5 Tax Tips for 2019 — and Beyond

Get ready for tax season — and for another year of smart planning.

tax planning animation with calculator and credit cards

It was an unusually active year on the tax front in 2018 because dozens of new tax rules took effect that dramatically changed the way people get taxed on their income. Although investors have seen all year the impact of lower corporate tax rates in the stocks they follow, the beginning of 2019 will be the first chance that many taxpayers get to see just how large of an impact tax reform had on the amounts they have to pay to Uncle Sam.
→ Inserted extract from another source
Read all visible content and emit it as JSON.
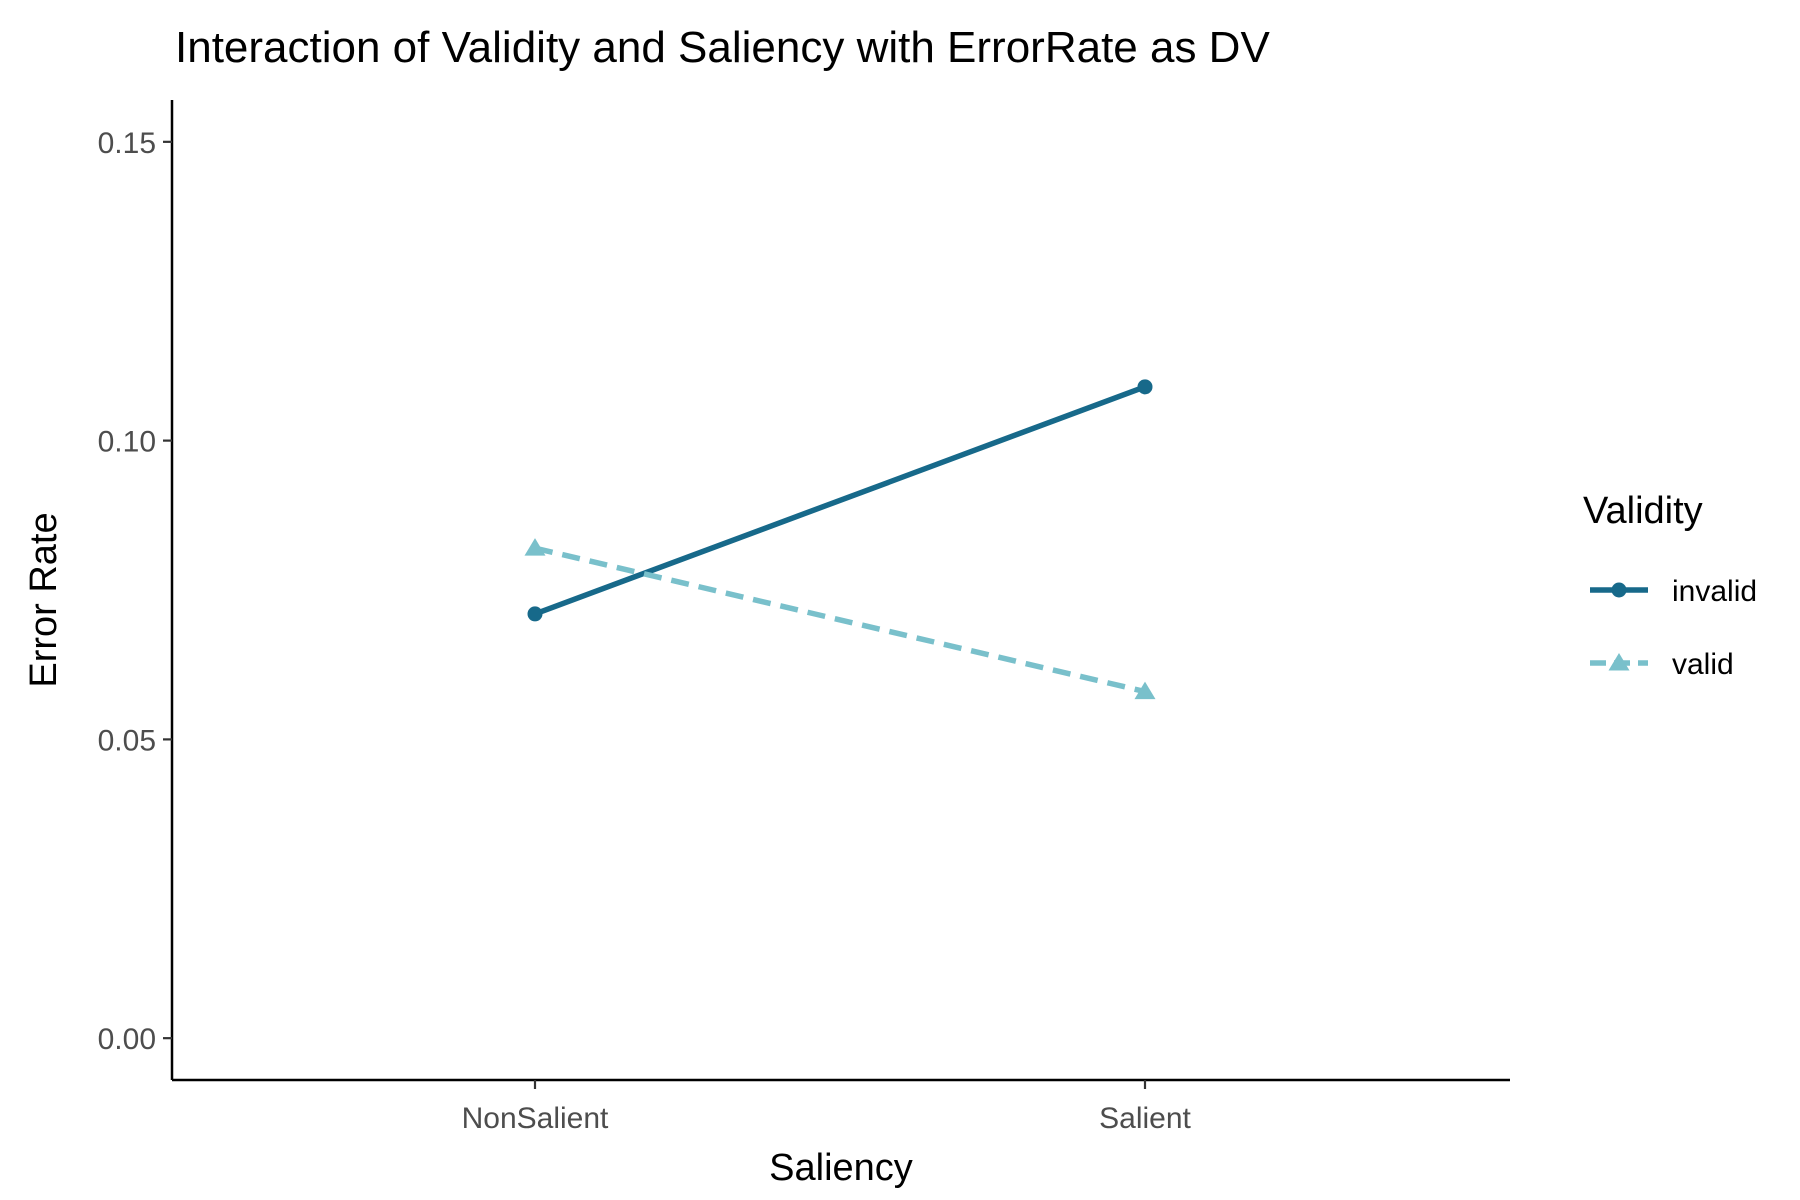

As the new year begins and tax season approaches, there are several things you should keep in mind. Some of these tried-and-true techniques have been around for years, but some will work particularly well because of all the recent changes. Follow these tips and you’ll be in a better position to make the most of tax reform and save as much as you can on your returns.

1. Take a fresh look at your taxes

The most important thing to do as you prepare your 2018 tax return is to throw out all of your preconceptions about whether you qualify for a particular tax break. The rules have changed enough on some key provisions that if you simply ignore them out of habit, then you could miss out on a lucrative tax-saving opportunity.

One key example of this involves the child tax credit. Most of the news surrounding this credit centered on the fact that it doubled in size in 2018, to $2,000 per child. But what many people might not know is that the income limits that determine whether those with qualifying children can claim the credit have risen substantially:

Filing Status Old Law Income Threshold New Law Income Threshold
Single, Head of Household, or Qualifying Widow(er) $75,000 $200,000
Married Filing Jointly $110,000 $400,000
Married Filing Separately $55,000 $200,000


That’ll dramatically expand the number of taxpayers who are eligible. If you regularly earned a six-figure salary, you might have written off ever getting to claim the credit — but it might suddenly be available to you for the very first time this year.

2. Watch your withholding

If it turns out that you get a much larger refund when you file your 2018 return than you received in previous years, that’s only partially good news. Ideally, you could have gotten more of that money over the course of the year in your paycheck rather than waiting for a refund.

Adjusting your withholding at the beginning of the year makes a lot of sense, and it’s especially important with recent tax law changes. By selecting the right choices, you can ensure that you have an appropriate amount of tax withheld, boosting the size of your paychecks and letting you enjoy more of your earnings sooner.